Modus Licik: Video Hoax TikTok Jebak Ratusan Warga
Dalam video yang viral di TikTok tersebut, narasi diubah seolah-olah Gubernur Khofifah menawarkan program bantuan sepeda motor murah untuk warga Jatim. Motor diklaim bisa dimiliki hanya dengan Rp500 ribu, surat-surat lengkap, bisa atas nama sendiri, tanpa pembayaran COD.
Skenario busuk ini berhasil memperdaya korban dari Jawa Barat, Jawa Tengah, Jawa Timur, hingga Maluku Utara, dengan total keuntungan yang diraup para pelaku mencapai Rp87.600.000.
“Video ini diunggah ke platform TikTok untuk menjerat korban agar men-transfer uang,” jelas Kapolda Jatim.
Irjen Pol Nanang menegaskan, motif utama ketiga pelaku adalah murni untuk mencari keuntungan pribadi. “Nanti dari pendalaman kalau ada perkembangan akan kami tindak dan kami sampaikan,” ujar Nanang.
Sementara itu, AKBP Raden Bagoes Wibisono, Direktur Reserse Siber Polda Jatim, menambahkan, para tersangka sudah menjalankan aksinya selama tiga bulan sebelum akhirnya dilaporkan oleh Dinas Kominfo Jawa Timur pada 14 April 2025.

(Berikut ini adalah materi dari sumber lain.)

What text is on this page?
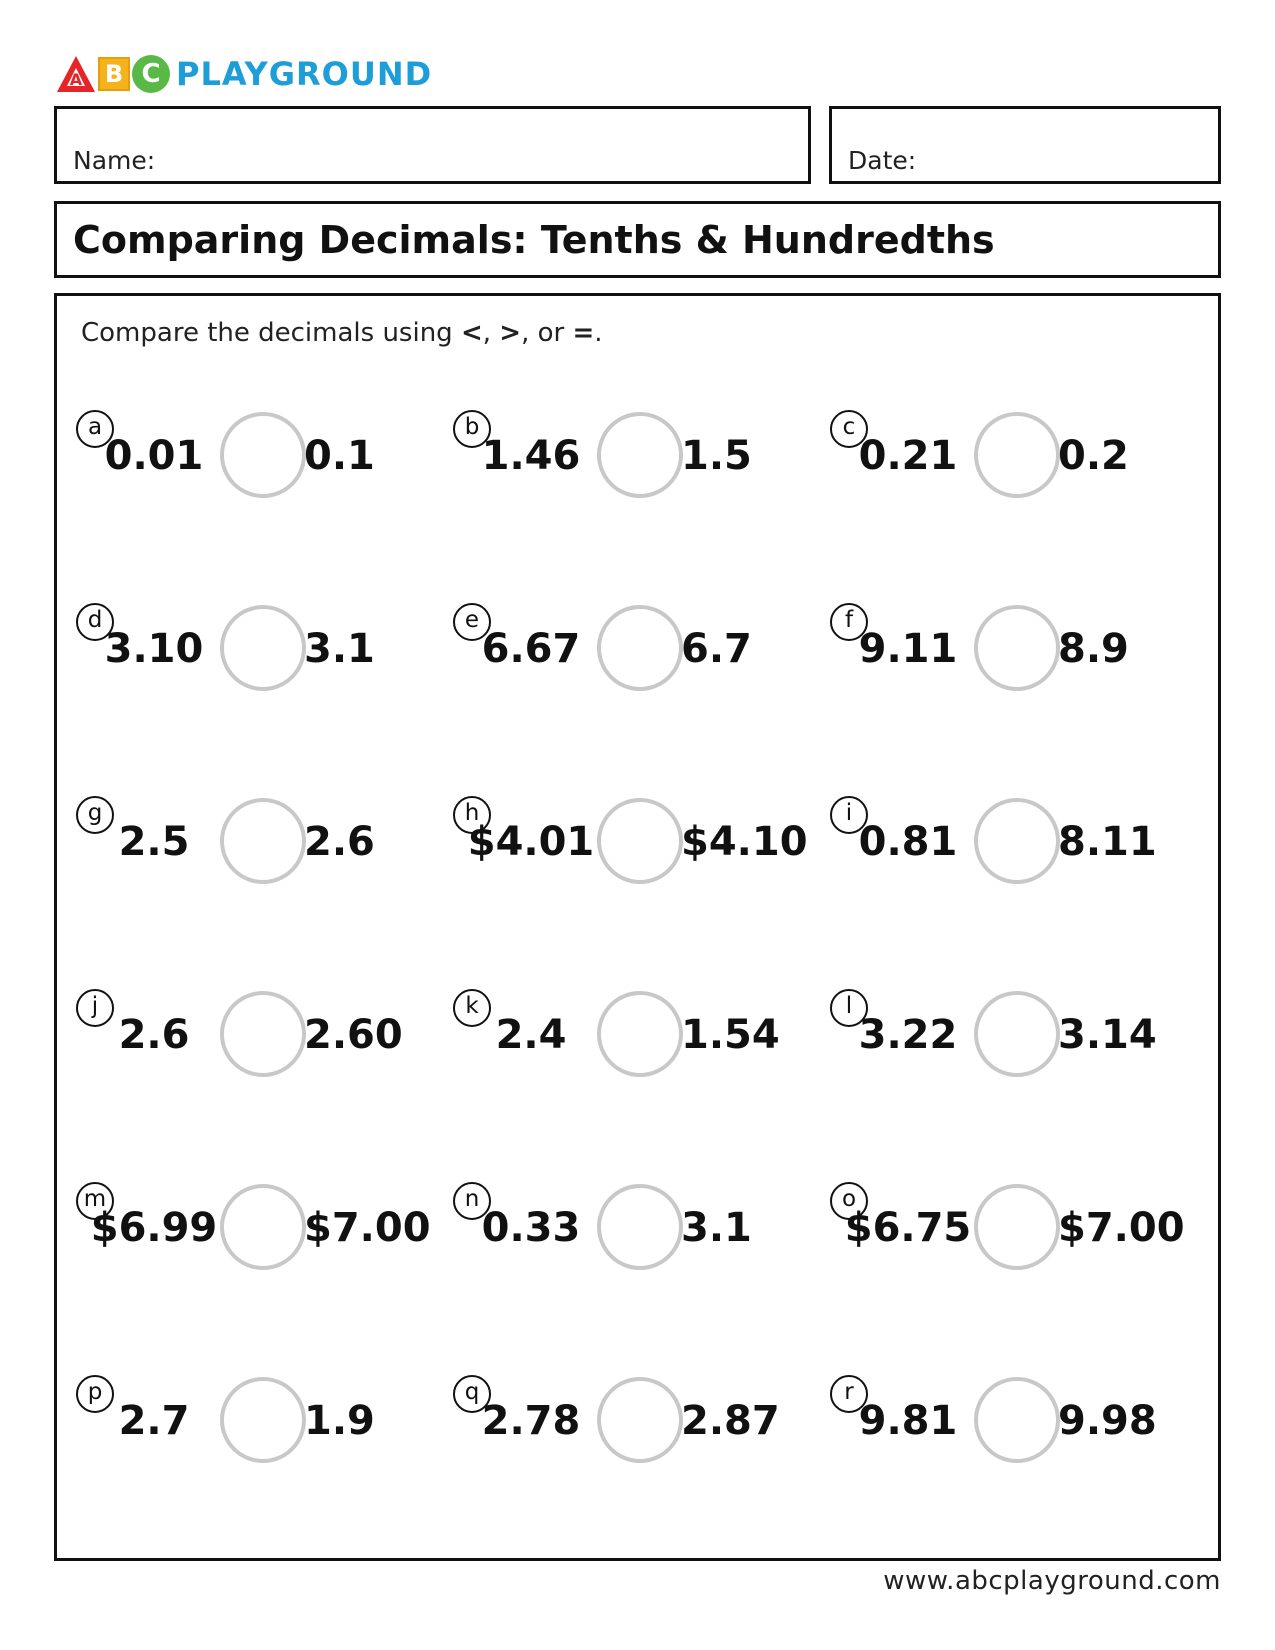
A B C PLAYGROUND
Name:	Date:
Comparing Decimals: Tenths & Hundredths
Compare the decimals using <, >, or =.
a
0.01	0.1
b
1.46	1.5
c
0.21	0.2
d
3.10	3.1
e
6.67	6.7
f
9.11	8.9
g
2.5	2.6
h
$4.01 $4.10
i
0.81	8.11
j
2.6	2.60
k
2.4	1.54
l
3.22	3.14
m
$6.99 $7.00
n
0.33	3.1
o
$6.75 $7.00
p
2.7	1.9
q
2.78	2.87
r
9.81	9.98
www.abcplayground.com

“Keuntungan yang didapat tersangka dalam menjalankan aksinya Rp87.600.000 dan korban tersebar di sejumlah provinsi antara lain Jawa Timur, Jawa Barat, Jawa Tengah dan Maluku Utara,” terang Bagoes.
Penelusuran Polda Jatim mengungkapkan peran masing-masing pelaku dalam skema penipuan ini. Tersangka AMP bertugas membuat akun TikTok dan mengedit video tiga gubernur menggunakan kecerdasan buatan menjadi narasi bohong. UP bertugas mengunggah video tersebut ke media sosial dan membuat rekening atas nama palsu, sedangkan AH bertindak sebagai operator WhatsApp admin untuk memproses tipu daya terhadap korban.
“Pelaku ini mengupload video tersebut melalui platform TikTok agar masyarakat yang menjadi korban percaya bahwa mereka dapat memperoleh kendaraan motor dengan harga murah,” ungkap Bagoes.
Dalam operasi penangkapan ini, polisi mengamankan sejumlah barang bukti penting, termasuk puluhan file video hoax, tangkapan layar akun TikTok palsu, empat unit ponsel dari berbagai merek, empat akun TikTok, satu rekening bank atas nama palsu, satu akun dompet digital, tiga nomor WhatsApp, satu akun Gmail, dan uang tunai sebesar Rp43.792.000.
Semua bukti memperkuat dugaan bahwa ketiga tersangka melakukan penipuan secara sistematis dengan target luas.
Atas perbuatannya, ketiga pelaku dijerat dengan Pasal 35 jo Pasal 51 ayat (1) serta Pasal 45A ayat (1) jo Pasal 28 ayat (1) Undang-Undang Nomor 11 Tahun 2008 tentang Informasi dan Transaksi Elektronik (ITE) yang telah diubah dengan UU Nomor 19 Tahun 2016.
“Ancaman hukumannya maksimal 12 tahun penjara,” tegas Bagoes.